Unhinged Abuse

Pakistan is faced with a burgeoning menace of child abuse and a majority of cases in the country go unreported. The country has several laws to protect children but experts say that with poor implementation and low conviction rate, child abuse has become a persistent problem.
The NGO Sahil in its annual report stated that there has been a 4 per cent increase in documented cases of major crimes against children (2,960 cases of child sexual abuse, kidnapping, missing children and child marriages) in 2020 from the previous year. To put this figure into perspective, this means that at least eight children were abused each day last year.
The report stated that the data shows that 80 children were murdered after sexual abuse in 2020 out of the total reported cases of 2,960. The number of murder cases after sexual abuse was 70 in 2019.

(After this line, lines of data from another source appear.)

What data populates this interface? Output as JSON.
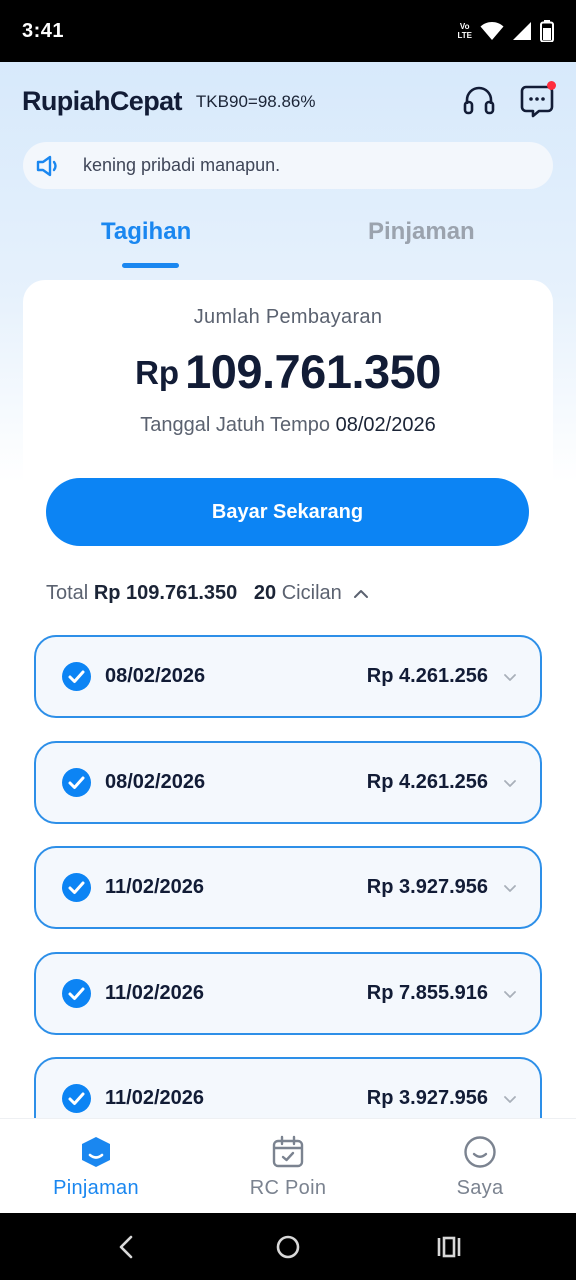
{
  "status_bar": {
    "time": "3:41",
    "volte_top": "Vo",
    "volte_bottom": "LTE",
    "icons": [
      "volte-icon",
      "wifi-icon",
      "signal-icon",
      "battery-icon"
    ]
  },
  "header": {
    "logo": "RupiahCepat",
    "tkb": "TKB90=98.86%",
    "icons": [
      "headset-icon",
      "chat-icon"
    ],
    "has_notification_dot": true
  },
  "notice": {
    "icon": "speaker-icon",
    "text": "kening pribadi manapun."
  },
  "tabs": [
    {
      "label": "Tagihan",
      "active": true
    },
    {
      "label": "Pinjaman",
      "active": false
    }
  ],
  "payment": {
    "label": "Jumlah Pembayaran",
    "currency": "Rp",
    "amount": "109.761.350",
    "due_label": "Tanggal Jatuh Tempo",
    "due_date": "08/02/2026",
    "pay_button": "Bayar Sekarang"
  },
  "summary": {
    "total_label": "Total",
    "total_value": "Rp 109.761.350",
    "count": "20",
    "count_label": "Cicilan",
    "expanded": true
  },
  "installments": [
    {
      "date": "08/02/2026",
      "amount": "Rp 4.261.256",
      "checked": true
    },
    {
      "date": "08/02/2026",
      "amount": "Rp 4.261.256",
      "checked": true
    },
    {
      "date": "11/02/2026",
      "amount": "Rp 3.927.956",
      "checked": true
    },
    {
      "date": "11/02/2026",
      "amount": "Rp 7.855.916",
      "checked": true
    },
    {
      "date": "11/02/2026",
      "amount": "Rp 3.927.956",
      "checked": true
    }
  ],
  "bottom_nav": [
    {
      "label": "Pinjaman",
      "icon": "shield-face-icon",
      "active": true
    },
    {
      "label": "RC Poin",
      "icon": "calendar-check-icon",
      "active": false
    },
    {
      "label": "Saya",
      "icon": "smiley-icon",
      "active": false
    }
  ],
  "system_nav": [
    "back-icon",
    "home-icon",
    "recents-icon"
  ],
  "colors": {
    "accent": "#1a87f0",
    "button": "#0c84f4",
    "text_dark": "#121c36",
    "muted": "#9ba3ae",
    "notification": "#ff2d3d"
  }
}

The perpetrators of this heinous crime either threaten children with dire consequences or lure them through affection, money or candies and many of these children continue to suffer abuse for years.
Several child abuse cases including rape and murder of 7-year-old Zainab Ansari in Kasur, and rape and murder of 5-year-old girl in Mardan, Khyber Pakhtunkhwa province, and the rape of a 6-year-old girl in Sukkur, Sindh province have sent shockwave among people.
An analysis of the data reveals that in 2020 alone, out of the total reported cases, 985 cases were reported of sodomy, 787 cases were rape, 89 cases were pornography and child sexual abuse, and 80 cases were reported of murder after child sexual abuse, whereas 834 cases were reported of abduction, reported The Express Tribune.
Sexual abuse against boys is much more common than people believe, according to Developmental Psychologist at the Aga Khan University Waliyah Mughis.
“Both, female and male victims can struggle to be believed by others but the taboo surrounding male child victims maybe even higher. Regardless of gender, the harmful effects of sexual violence are the same for males and females: guilt, self-blame, anger, fear, confusion, distrust, difficulty at school and work, difficulty forming and maintaining trusting relationships, increased risk of substance misuse and self-harm,” she noted.
On other hand, Child Protection Bureau Chairperson Sarah Ahmed stressed the need for more efforts to prevent sexual and physical abuse of children.
“The government is taking concrete steps to curb sexual violence against children. However, the rise in child sexual abuse over the years is alarming,” she added, stressing the need to create awareness about the causes of sexual abuse of children and measures to prevent it.
“Stricter laws are being introduced for perpetrators of sexual violence against children and women,” Ahmed said.
Experts say the government should do better and provide more training and resources to ensure that the police, doctors, court officials, social workers, and child welfare authorities respond properly to allegations of child sexual abuse. Pakistan’s children deserve a safe childhood.
The brutal and gruesome kidnapping, rape and murder of Zainab triggered debate in Pakistan over whether to teach children how to guard against sex abuse and in its struggle to ensure protection of children, the government enacted the Zainab Alert Response and Recovery Act, 2020. The government also established the Zainab Alert Response and Recovery Agency for missing and abducted children.
However, activists maintain this won’t end the child abuse cases as children are needed to be given knowledge of the issue. Continued communication between children and parents are necessary to boost child’s confidence. Experts say this will encourage children to speak their mind in case of any kind of approach.
Observers say that much can be still done for protection of children and in this regard recommendations include child-friendly courts, special desk at police stations and awareness for children and parents.